8. A chromatograph detection data positioning system characterized by, The system for implementing the chromatograph detection data localization method according to claim 1 includes: A multi-scale filtering module is used to perform multi-scale filtering on the raw chromatographic data stream of the clinical detection block to obtain the clinical sample ion flow data of the clinical detection block; The baseline fitting module is used to perform baseline fitting on the ion flow data of the clinical sample based on the background control area of the healthy population in the clinical detection block, so as to obtain the reference baseline data of the clinical detection block. The offset event screening module is used to perform offset event screening on the ion flow data of the clinical sample based on the reference baseline data, and to use the screened offset events as candidate chromatographic peak start data for the clinical detection block. The endpoint convergence analysis module is used to perform endpoint convergence analysis on the ion flow data of the clinical sample based on the candidate chromatographic peak initiation data, so as to obtain the candidate chromatographic peak endpoint data of the clinical detection block. The targeted peak labeling module is used to perform clinical significance association labeling on the ion flow data of the clinical sample based on the candidate chromatographic peak start data and the candidate chromatographic peak end data, so as to obtain the targeted peak data of the clinical detection block; The co-elution verification module is used to perform co-elution separation verification on the target peak position data to obtain the chromatographic peak positioning report data of the clinical detection block.
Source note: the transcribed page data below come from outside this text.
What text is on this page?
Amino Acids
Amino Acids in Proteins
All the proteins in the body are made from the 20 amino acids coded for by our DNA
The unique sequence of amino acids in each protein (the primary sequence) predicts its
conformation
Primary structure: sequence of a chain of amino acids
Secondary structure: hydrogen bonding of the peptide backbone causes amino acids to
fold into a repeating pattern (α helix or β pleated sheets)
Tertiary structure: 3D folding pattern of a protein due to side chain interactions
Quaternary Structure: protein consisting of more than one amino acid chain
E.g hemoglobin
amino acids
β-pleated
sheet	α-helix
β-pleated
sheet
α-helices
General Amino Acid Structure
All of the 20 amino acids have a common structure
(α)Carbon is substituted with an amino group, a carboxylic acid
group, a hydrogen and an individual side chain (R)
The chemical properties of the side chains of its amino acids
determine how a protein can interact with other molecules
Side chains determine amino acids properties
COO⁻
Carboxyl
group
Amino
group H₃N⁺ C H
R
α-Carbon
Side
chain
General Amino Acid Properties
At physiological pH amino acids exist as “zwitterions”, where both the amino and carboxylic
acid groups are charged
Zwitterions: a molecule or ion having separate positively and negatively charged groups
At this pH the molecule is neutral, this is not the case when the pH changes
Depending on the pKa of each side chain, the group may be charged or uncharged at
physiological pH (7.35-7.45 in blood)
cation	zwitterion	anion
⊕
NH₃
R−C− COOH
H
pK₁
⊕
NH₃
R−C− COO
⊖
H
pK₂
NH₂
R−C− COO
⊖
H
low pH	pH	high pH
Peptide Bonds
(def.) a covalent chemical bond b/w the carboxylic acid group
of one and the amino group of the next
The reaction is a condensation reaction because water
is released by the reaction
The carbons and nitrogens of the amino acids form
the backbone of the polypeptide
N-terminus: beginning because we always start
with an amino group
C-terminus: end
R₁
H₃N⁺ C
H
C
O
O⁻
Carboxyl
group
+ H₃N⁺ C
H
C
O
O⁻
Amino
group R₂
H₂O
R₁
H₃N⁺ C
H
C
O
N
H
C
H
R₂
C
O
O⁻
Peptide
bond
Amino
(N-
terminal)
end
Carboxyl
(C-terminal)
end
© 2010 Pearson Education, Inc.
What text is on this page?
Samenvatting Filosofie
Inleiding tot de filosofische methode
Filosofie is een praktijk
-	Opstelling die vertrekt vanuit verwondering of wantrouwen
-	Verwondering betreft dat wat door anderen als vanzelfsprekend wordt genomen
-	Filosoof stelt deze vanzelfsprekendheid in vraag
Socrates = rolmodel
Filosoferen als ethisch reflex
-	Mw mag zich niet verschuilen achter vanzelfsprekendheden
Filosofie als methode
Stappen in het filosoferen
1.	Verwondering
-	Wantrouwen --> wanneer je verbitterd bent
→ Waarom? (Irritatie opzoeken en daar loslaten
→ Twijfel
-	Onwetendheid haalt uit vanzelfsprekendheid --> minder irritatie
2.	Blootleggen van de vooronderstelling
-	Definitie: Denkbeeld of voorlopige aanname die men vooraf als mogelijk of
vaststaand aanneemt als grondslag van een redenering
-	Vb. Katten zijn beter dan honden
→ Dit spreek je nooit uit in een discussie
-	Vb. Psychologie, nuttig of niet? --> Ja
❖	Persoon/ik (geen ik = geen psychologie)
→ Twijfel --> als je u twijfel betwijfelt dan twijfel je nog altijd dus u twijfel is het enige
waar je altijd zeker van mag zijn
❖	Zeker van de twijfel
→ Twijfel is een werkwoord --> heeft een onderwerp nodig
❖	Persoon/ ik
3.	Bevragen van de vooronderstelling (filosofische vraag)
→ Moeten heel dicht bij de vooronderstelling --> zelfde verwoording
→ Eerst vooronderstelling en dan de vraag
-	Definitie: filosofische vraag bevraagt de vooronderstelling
9. A terminal comprising a memory, a processor, and a computer program stored on the memory, wherein the computer program, when executed by the processor, causes the terminal to perform the method of any one of claims 1 to 8. The processor executes the computer program to implement the steps of the method according to any one of claims 1 to 7.
10. A storage medium having stored thereon a computer program, characterized in that When executed by a processor, the computer program implements the steps of the method according to any one of claims 1 to 7.